Diversity also can be a challenge.
The township of 53,000 is about 62 percent white, according to the 2010 Census. Asians are the largest minority
Both the outgoing Barberio and the incoming Soriano played down any problems stemming from the township’s growing diversity.
Soriano says he’s encouraged – again – by youth sport leagues, noting that he has seen no problems among kids of different backgrounds getting along. He also talked about getting the township’s houses of worship to work together to produce unity.
This sounds good. But the problem, of course, is that ethnic divisions can surface in neighborhoods far removed from the noble intentions of township hall. Coping with a slowly-changing population is a challenge for elected officials in all of Morris County. Those who recognize the changing landscape will be the ones who succeed.
Traffic is a headache for just about every elected official in the state. It also is a headache that a mayor can do virtually nothing about. Still, Soriano plans to try.
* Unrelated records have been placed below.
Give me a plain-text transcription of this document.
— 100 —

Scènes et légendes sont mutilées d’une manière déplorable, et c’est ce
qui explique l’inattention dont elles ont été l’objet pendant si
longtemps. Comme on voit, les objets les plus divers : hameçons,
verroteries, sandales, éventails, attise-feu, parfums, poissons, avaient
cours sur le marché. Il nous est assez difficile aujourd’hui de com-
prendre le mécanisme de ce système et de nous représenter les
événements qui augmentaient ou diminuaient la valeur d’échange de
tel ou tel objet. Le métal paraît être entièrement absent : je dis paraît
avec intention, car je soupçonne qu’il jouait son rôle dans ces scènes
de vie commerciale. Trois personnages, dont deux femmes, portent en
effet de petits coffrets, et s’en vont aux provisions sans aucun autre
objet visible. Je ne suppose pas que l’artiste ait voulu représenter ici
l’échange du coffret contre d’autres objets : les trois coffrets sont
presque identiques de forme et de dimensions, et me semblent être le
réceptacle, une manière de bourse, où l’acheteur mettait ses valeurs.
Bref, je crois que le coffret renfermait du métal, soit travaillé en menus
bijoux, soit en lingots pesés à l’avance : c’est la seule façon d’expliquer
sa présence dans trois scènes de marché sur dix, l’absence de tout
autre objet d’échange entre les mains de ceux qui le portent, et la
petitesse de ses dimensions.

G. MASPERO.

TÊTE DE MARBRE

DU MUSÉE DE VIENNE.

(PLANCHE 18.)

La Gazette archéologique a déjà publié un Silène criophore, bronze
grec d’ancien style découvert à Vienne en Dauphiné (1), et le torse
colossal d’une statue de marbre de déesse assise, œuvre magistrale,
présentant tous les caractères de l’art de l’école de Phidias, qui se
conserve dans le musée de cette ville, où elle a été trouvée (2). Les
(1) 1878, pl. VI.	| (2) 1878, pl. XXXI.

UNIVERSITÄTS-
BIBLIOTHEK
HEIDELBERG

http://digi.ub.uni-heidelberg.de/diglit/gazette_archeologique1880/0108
“It’s not only the congestion, it’s the speeding,” he said, adding that he will explore ways to make neighborhood streets safer for motorists and pedestrians.
Soriano, who will be sworn in on Jan. 1 by governor-elect Phil Murphy, says he’s determined to reduce township legal fees, which he says have been more than $1 million a year.
Needless to say, John Inglesino, the township attorney, will be replaced. Inglesino, a former county freeholder and close friend of Christie, long has been criticized – sometimes even by Republicans – for having too much power over Barberio. But Inglesino also has extensive government experience, which is something Soriano lacks. It will be interesting to see how Soriano performs when he actually is holding the reins. Democrats won two council seats, but the five-member council will still have a Republican majority.
Barberio, for his part, says that Soriano “overpromised” during the campaign.
Soriano was not only an Eagle Scout, he worked for four years as District Executive for the Boy Scouts of America in New York City.
He says that it was scouting that gave him his first opportunity to lead. Like many, but not all, former scouts, Soriano still can recite the Scout Law, a 12-step guide to proper living.
One plank refers to kindness, which is something Soriano wants to show – to animals.
Animal shelters are not usually campaign issues, but Soriano criticized the municipal shelter for euthanizing close to 1,000 animals over the last eight years, He wants a no-kill shelter for Parsippany, Besides showing empathy, Soriano contends that it likely would be cheaper to find homes for animals than it is to administer fatal doses of medication and dispose of the remains.
It may be an odd priority, but nobody should discount its significance.
After all, cats and dogs have a constituency that crosses party lines.